You do see that these markets aren’t terribly efficient. Mr. Obama’s win percentage is about four percentage points higher at Betfair than at Intrade, for instance, the two most liquid futures markets. And various sports books peg his odds anywhere from 59 percent to 68 percent, on an adjusted basis. In theory, there could be arbitrage opportunities based on the differences between these numbers.
The FiveThirtyEight model was quite close to the consensus until recently, but has now become a bit more bullish on Mr. Obama’s chances, listing his Electoral College odds at slightly over 70 percent — instead of slightly over 60 percent, as the consensus does.
I sometimes get asked whether I bet money on my forecasts — I don’t, since I would consider it a conflict of interest — or failing that, whether I would recommend a bet on them relative to the odds on offer at Intrade or Betfair.
My answer is probably unsatisfying. I think modeling a presidential election is a pretty hard problem. I think futures markets and sports books (like markets of any kind) can certainly go wrong. But I also think that the statistical methods can go wrong: all of them rely on a set of assumptions and choices made by the forecaster.
Some choices, in my view, are clearly better than others. One or two of the statistical methods, for instance, assumes that the outcome in each state is independent of the outcome in the next one.

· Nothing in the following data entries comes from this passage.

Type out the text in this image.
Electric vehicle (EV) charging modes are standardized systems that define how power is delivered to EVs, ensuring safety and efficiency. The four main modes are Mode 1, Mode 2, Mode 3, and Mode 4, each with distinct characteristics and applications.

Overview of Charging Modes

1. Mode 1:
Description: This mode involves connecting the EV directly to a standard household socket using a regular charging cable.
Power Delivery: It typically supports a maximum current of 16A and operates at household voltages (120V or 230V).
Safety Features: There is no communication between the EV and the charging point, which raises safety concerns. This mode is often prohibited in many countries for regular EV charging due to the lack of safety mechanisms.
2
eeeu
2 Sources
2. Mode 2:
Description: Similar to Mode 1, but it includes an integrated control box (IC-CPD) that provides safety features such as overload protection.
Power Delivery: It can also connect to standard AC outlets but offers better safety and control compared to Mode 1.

Ohio might move in one direction — and Michigan, just as easily, in the opposite one.
That’s simply not a credible assumption. The failure to appreciate correlations in risk is one of the things that led to the recent financial crisis. A change in economic conditions, or a substantial gaffe or scandal in the campaign, is likely to be reflected to some degree in all states, and move all of their numbers in the same direction. Our model assumes that the uncertainty in different states is largely, but not entirely, correlated. If you believe the contrary, you probably ought not be let anywhere near a job function in which you are asked to manage risk — although the credit-ratings agencies might be happy to hire you.

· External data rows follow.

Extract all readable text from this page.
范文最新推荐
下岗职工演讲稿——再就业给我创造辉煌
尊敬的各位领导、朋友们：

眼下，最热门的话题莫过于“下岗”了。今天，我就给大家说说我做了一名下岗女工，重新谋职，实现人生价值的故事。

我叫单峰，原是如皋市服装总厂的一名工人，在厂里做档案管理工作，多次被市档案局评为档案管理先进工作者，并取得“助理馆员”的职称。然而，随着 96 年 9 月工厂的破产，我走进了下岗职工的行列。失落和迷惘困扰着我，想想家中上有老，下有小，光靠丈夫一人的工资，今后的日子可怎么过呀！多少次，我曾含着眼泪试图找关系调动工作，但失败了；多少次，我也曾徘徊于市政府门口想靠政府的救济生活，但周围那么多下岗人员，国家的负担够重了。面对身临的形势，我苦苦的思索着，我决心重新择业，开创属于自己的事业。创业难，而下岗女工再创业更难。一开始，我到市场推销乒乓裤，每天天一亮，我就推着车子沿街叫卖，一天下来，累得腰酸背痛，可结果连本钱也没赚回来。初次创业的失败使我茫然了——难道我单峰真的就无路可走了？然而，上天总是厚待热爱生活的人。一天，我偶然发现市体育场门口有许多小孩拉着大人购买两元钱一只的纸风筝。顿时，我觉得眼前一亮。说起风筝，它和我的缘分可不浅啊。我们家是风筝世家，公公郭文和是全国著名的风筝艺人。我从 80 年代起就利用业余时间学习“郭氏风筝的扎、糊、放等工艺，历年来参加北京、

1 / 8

These pet peeves aside, elections forecasting is a challenging problem. More often, the assumptions in a model are intrinsically going to be educated guesses rather than being demonstrably right or wrong.
So my default is this: Bet on Vegas relative to the FiveThirtyEight model, but bet on the FiveThirtyEight model relative to Vegas. If you take the average between the FiveThirtyEight model and the consensus betting lines, you’d get about a two-in-three chance of Mr. Obama winning another term.